Artigo de Pedro Novaes: 'Amigos declarados'
Pedro Israel Novaes de Almeida: AMIGOS DECLARADOS
Tenho dois amigos, nada secretos, que merecem uma homenagem de fim de ano.
O mais idoso, que recebeu o nome de Nenê, descende de Labradores, de linhagem que certamente jamais esgrimiu uma enxada. Seus ancestrais, com certeza, não foram guerreiros combativos, tamanha a camaradagem com que recebe até mesmo as mais estranhas visitas.
Nenê jamais teve a pretensão de ser modelo, e segue despreocupado com o aumento de peso ao longo da idade, só controlado pelas desgastantes e inúteis corridas, no encalço do gato do vizinho. Gatos parecem paparazzi, estão sempre presentes, mesmo sem serem convidados.
Não fosse um animal doméstico, Nenê seria o protótipo do funcionário público de país onde as instituições não funcionam. Encerrado o expediente, retira-se a seu tapete e dorme, e nem mesmo a mais terrível das ocorrências extraordinárias pode modificar tal rotina.
Contrariando o tabu de que os labradores adoram a água, Nenê é visceral inimigo dos banhos, sendo necessária a presença da PM, para convencê-lo de que é melhor submeter-se a ser acorrentado.
Sem ser uma fera, e colocando em dúvidas um eventual sacrifício, para salvar o dono, Nenê continua bem cumprindo sua senda de tornar o ambiente agradável e amistoso.
Para completar a relação de cachorros, aqui aportou Lobo, um Pastor Alemão, cabendo em uma caixa de sapato. Como chorava no período noturno, a caixa era colocada ao lado da cama, com minha mão dentro.
Cresceu educado por Nenê, então rei do domicílio. Com o tempo, a natureza foi demonstrando que a raça tem características dominantes, e Lobo passou a adotar posturas que Nenê sequer imaginava existir.
Lobo elegeu o dono como chefe único, e não obedece nenhuma ordem partida de outra pessoa, quando presente o eleito. Tenta ser cordial e parecer camarada, mas as visitas só ultrapassam o portão após juras de que não morderá.
Continua respeitando Nenê, mas qualquer desavença é logo solucionada com um sonoro rosnado. Nas urgências da madrugada, Nenê avisa e Lobo parte para a missão de proteger a casa.
Lobo posta-se, sempre, às portas do cômodo onde está o dono, sempre pronto a receber cobradores e leitores que discordaram de algum artigo. Embora Lobo seja analfabeto, não admite a aproximação de qualquer pessoa com uma camiseta com os dizeres: “Não vai haver golpe”.

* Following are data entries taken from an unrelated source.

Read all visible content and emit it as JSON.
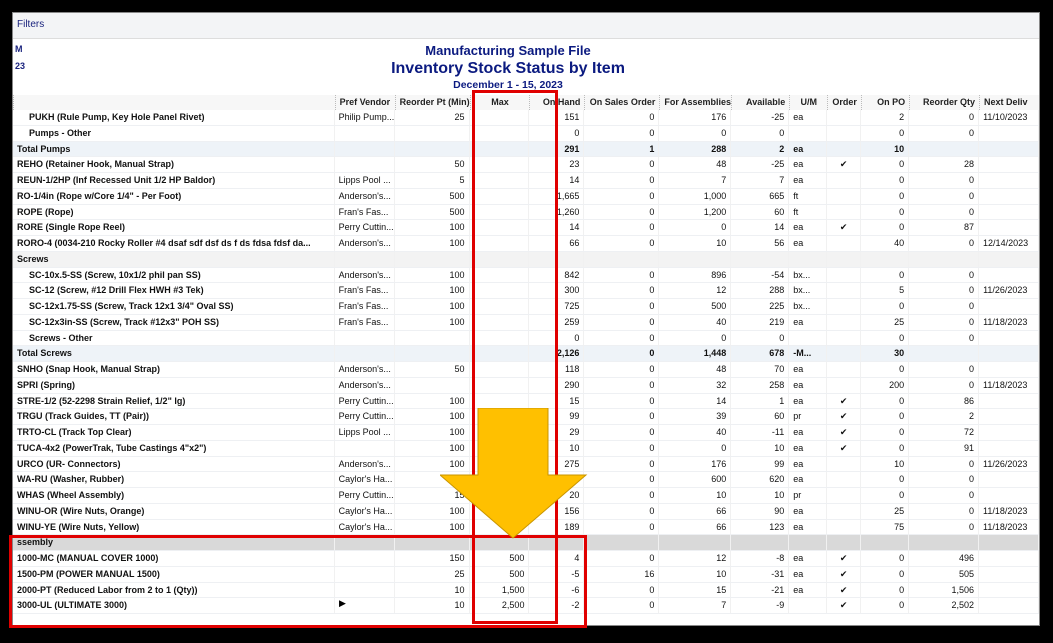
{
  "filters_label": "Filters",
  "side": {
    "a": "M",
    "b": "23"
  },
  "report": {
    "company": "Manufacturing Sample File",
    "title": "Inventory Stock Status by Item",
    "date_range": "December 1 - 15, 2023"
  },
  "columns": [
    "",
    "Pref Vendor",
    "Reorder Pt (Min)",
    "Max",
    "On Hand",
    "On Sales Order",
    "For Assemblies",
    "Available",
    "U/M",
    "Order",
    "On PO",
    "Reorder Qty",
    "Next Deliv"
  ],
  "rows": [
    {
      "type": "sub",
      "cells": [
        "PUKH (Rule Pump, Key Hole Panel Rivet)",
        "Philip Pump...",
        "25",
        "",
        "151",
        "0",
        "176",
        "-25",
        "ea",
        "",
        "2",
        "0",
        "11/10/2023"
      ]
    },
    {
      "type": "sub",
      "ul": true,
      "cells": [
        "Pumps - Other",
        "",
        "",
        "",
        "0",
        "0",
        "0",
        "0",
        "",
        "",
        "0",
        "0",
        ""
      ]
    },
    {
      "type": "total",
      "cells": [
        "Total Pumps",
        "",
        "",
        "",
        "291",
        "1",
        "288",
        "2",
        "ea",
        "",
        "10",
        "",
        ""
      ]
    },
    {
      "type": "item",
      "cells": [
        "REHO (Retainer Hook, Manual Strap)",
        "",
        "50",
        "",
        "23",
        "0",
        "48",
        "-25",
        "ea",
        "✔",
        "0",
        "28",
        ""
      ]
    },
    {
      "type": "item",
      "cells": [
        "REUN-1/2HP (Inf Recessed Unit 1/2 HP Baldor)",
        "Lipps Pool ...",
        "5",
        "",
        "14",
        "0",
        "7",
        "7",
        "ea",
        "",
        "0",
        "0",
        ""
      ]
    },
    {
      "type": "item",
      "cells": [
        "RO-1/4in (Rope w/Core 1/4\" - Per Foot)",
        "Anderson's...",
        "500",
        "",
        "1,665",
        "0",
        "1,000",
        "665",
        "ft",
        "",
        "0",
        "0",
        ""
      ]
    },
    {
      "type": "item",
      "cells": [
        "ROPE (Rope)",
        "Fran's Fas...",
        "500",
        "",
        "1,260",
        "0",
        "1,200",
        "60",
        "ft",
        "",
        "0",
        "0",
        ""
      ]
    },
    {
      "type": "item",
      "cells": [
        "RORE (Single Rope Reel)",
        "Perry Cuttin...",
        "100",
        "",
        "14",
        "0",
        "0",
        "14",
        "ea",
        "✔",
        "0",
        "87",
        ""
      ]
    },
    {
      "type": "item",
      "cells": [
        "RORO-4 (0034-210  Rocky Roller #4   dsaf  sdf  dsf  ds  f  ds  fdsa  fdsf  da...",
        "Anderson's...",
        "100",
        "",
        "66",
        "0",
        "10",
        "56",
        "ea",
        "",
        "40",
        "0",
        "12/14/2023"
      ]
    },
    {
      "type": "group",
      "cells": [
        "Screws",
        "",
        "",
        "",
        "",
        "",
        "",
        "",
        "",
        "",
        "",
        "",
        ""
      ]
    },
    {
      "type": "sub",
      "cells": [
        "SC-10x.5-SS (Screw, 10x1/2 phil pan SS)",
        "Anderson's...",
        "100",
        "",
        "842",
        "0",
        "896",
        "-54",
        "bx...",
        "",
        "0",
        "0",
        ""
      ]
    },
    {
      "type": "sub",
      "cells": [
        "SC-12 (Screw, #12 Drill Flex HWH #3 Tek)",
        "Fran's Fas...",
        "100",
        "",
        "300",
        "0",
        "12",
        "288",
        "bx...",
        "",
        "5",
        "0",
        "11/26/2023"
      ]
    },
    {
      "type": "sub",
      "cells": [
        "SC-12x1.75-SS (Screw, Track 12x1 3/4\" Oval SS)",
        "Fran's Fas...",
        "100",
        "",
        "725",
        "0",
        "500",
        "225",
        "bx...",
        "",
        "0",
        "0",
        ""
      ]
    },
    {
      "type": "sub",
      "cells": [
        "SC-12x3in-SS (Screw, Track #12x3\" POH SS)",
        "Fran's Fas...",
        "100",
        "",
        "259",
        "0",
        "40",
        "219",
        "ea",
        "",
        "25",
        "0",
        "11/18/2023"
      ]
    },
    {
      "type": "sub",
      "ul": true,
      "cells": [
        "Screws - Other",
        "",
        "",
        "",
        "0",
        "0",
        "0",
        "0",
        "",
        "",
        "0",
        "0",
        ""
      ]
    },
    {
      "type": "total",
      "cells": [
        "Total Screws",
        "",
        "",
        "",
        "2,126",
        "0",
        "1,448",
        "678",
        "-M...",
        "",
        "30",
        "",
        ""
      ]
    },
    {
      "type": "item",
      "cells": [
        "SNHO (Snap Hook, Manual Strap)",
        "Anderson's...",
        "50",
        "",
        "118",
        "0",
        "48",
        "70",
        "ea",
        "",
        "0",
        "0",
        ""
      ]
    },
    {
      "type": "item",
      "cells": [
        "SPRI (Spring)",
        "Anderson's...",
        "",
        "",
        "290",
        "0",
        "32",
        "258",
        "ea",
        "",
        "200",
        "0",
        "11/18/2023"
      ]
    },
    {
      "type": "item",
      "cells": [
        "STRE-1/2 (52-2298  Strain Relief, 1/2\" lg)",
        "Perry Cuttin...",
        "100",
        "",
        "15",
        "0",
        "14",
        "1",
        "ea",
        "✔",
        "0",
        "86",
        ""
      ]
    },
    {
      "type": "item",
      "cells": [
        "TRGU (Track Guides, TT (Pair))",
        "Perry Cuttin...",
        "100",
        "",
        "99",
        "0",
        "39",
        "60",
        "pr",
        "✔",
        "0",
        "2",
        ""
      ]
    },
    {
      "type": "item",
      "cells": [
        "TRTO-CL (Track Top Clear)",
        "Lipps Pool ...",
        "100",
        "",
        "29",
        "0",
        "40",
        "-11",
        "ea",
        "✔",
        "0",
        "72",
        ""
      ]
    },
    {
      "type": "item",
      "cells": [
        "TUCA-4x2 (PowerTrak, Tube Castings 4\"x2\")",
        "",
        "100",
        "",
        "10",
        "0",
        "0",
        "10",
        "ea",
        "✔",
        "0",
        "91",
        ""
      ]
    },
    {
      "type": "item",
      "cells": [
        "URCO (UR- Connectors)",
        "Anderson's...",
        "100",
        "",
        "275",
        "0",
        "176",
        "99",
        "ea",
        "",
        "10",
        "0",
        "11/26/2023"
      ]
    },
    {
      "type": "item",
      "cells": [
        "WA-RU (Washer, Rubber)",
        "Caylor's Ha...",
        "",
        "",
        "",
        "0",
        "600",
        "620",
        "ea",
        "",
        "0",
        "0",
        ""
      ]
    },
    {
      "type": "item",
      "cells": [
        "WHAS (Wheel Assembly)",
        "Perry Cuttin...",
        "15",
        "",
        "20",
        "0",
        "10",
        "10",
        "pr",
        "",
        "0",
        "0",
        ""
      ]
    },
    {
      "type": "item",
      "cells": [
        "WINU-OR (Wire Nuts, Orange)",
        "Caylor's Ha...",
        "100",
        "",
        "156",
        "0",
        "66",
        "90",
        "ea",
        "",
        "25",
        "0",
        "11/18/2023"
      ]
    },
    {
      "type": "item",
      "cells": [
        "WINU-YE (Wire Nuts, Yellow)",
        "Caylor's Ha...",
        "100",
        "",
        "189",
        "0",
        "66",
        "123",
        "ea",
        "",
        "75",
        "0",
        "11/18/2023"
      ]
    },
    {
      "type": "group asm",
      "cells": [
        "ssembly",
        "",
        "",
        "",
        "",
        "",
        "",
        "",
        "",
        "",
        "",
        "",
        ""
      ]
    },
    {
      "type": "item",
      "cells": [
        "1000-MC (MANUAL COVER 1000)",
        "",
        "150",
        "500",
        "4",
        "0",
        "12",
        "-8",
        "ea",
        "✔",
        "0",
        "496",
        ""
      ]
    },
    {
      "type": "item",
      "cells": [
        "1500-PM (POWER MANUAL 1500)",
        "",
        "25",
        "500",
        "-5",
        "16",
        "10",
        "-31",
        "ea",
        "✔",
        "0",
        "505",
        ""
      ]
    },
    {
      "type": "item",
      "cells": [
        "2000-PT (Reduced Labor from 2 to 1 (Qty))",
        "",
        "10",
        "1,500",
        "-6",
        "0",
        "15",
        "-21",
        "ea",
        "✔",
        "0",
        "1,506",
        ""
      ]
    },
    {
      "type": "item",
      "cells": [
        "3000-UL (ULTIMATE 3000)",
        "",
        "10",
        "2,500",
        "-2",
        "0",
        "7",
        "-9",
        "",
        "✔",
        "0",
        "2,502",
        ""
      ]
    }
  ],
  "colors": {
    "highlight": "#e00000",
    "arrow": "#ffc000",
    "title": "#0b1a80"
  },
  "icons": {
    "arrow": "down-arrow-icon",
    "pointer": "row-pointer-icon",
    "check": "checkmark-icon"
  }
}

A convivência com animais domésticos anima a vida, e ensina a solidariedade como virtude natural e desinteressada. Há ações e reações que desafiam a proverbial mentira de que cães são irracionais.
É possível a convivência com outros seres que habitam o planeta, desde que não sejam cobras, aranhas, escorpiões e gatos, além de políticos corruptos e populistas enganadores.
O autor é engenheiro agrônomo e advogado, aposentado.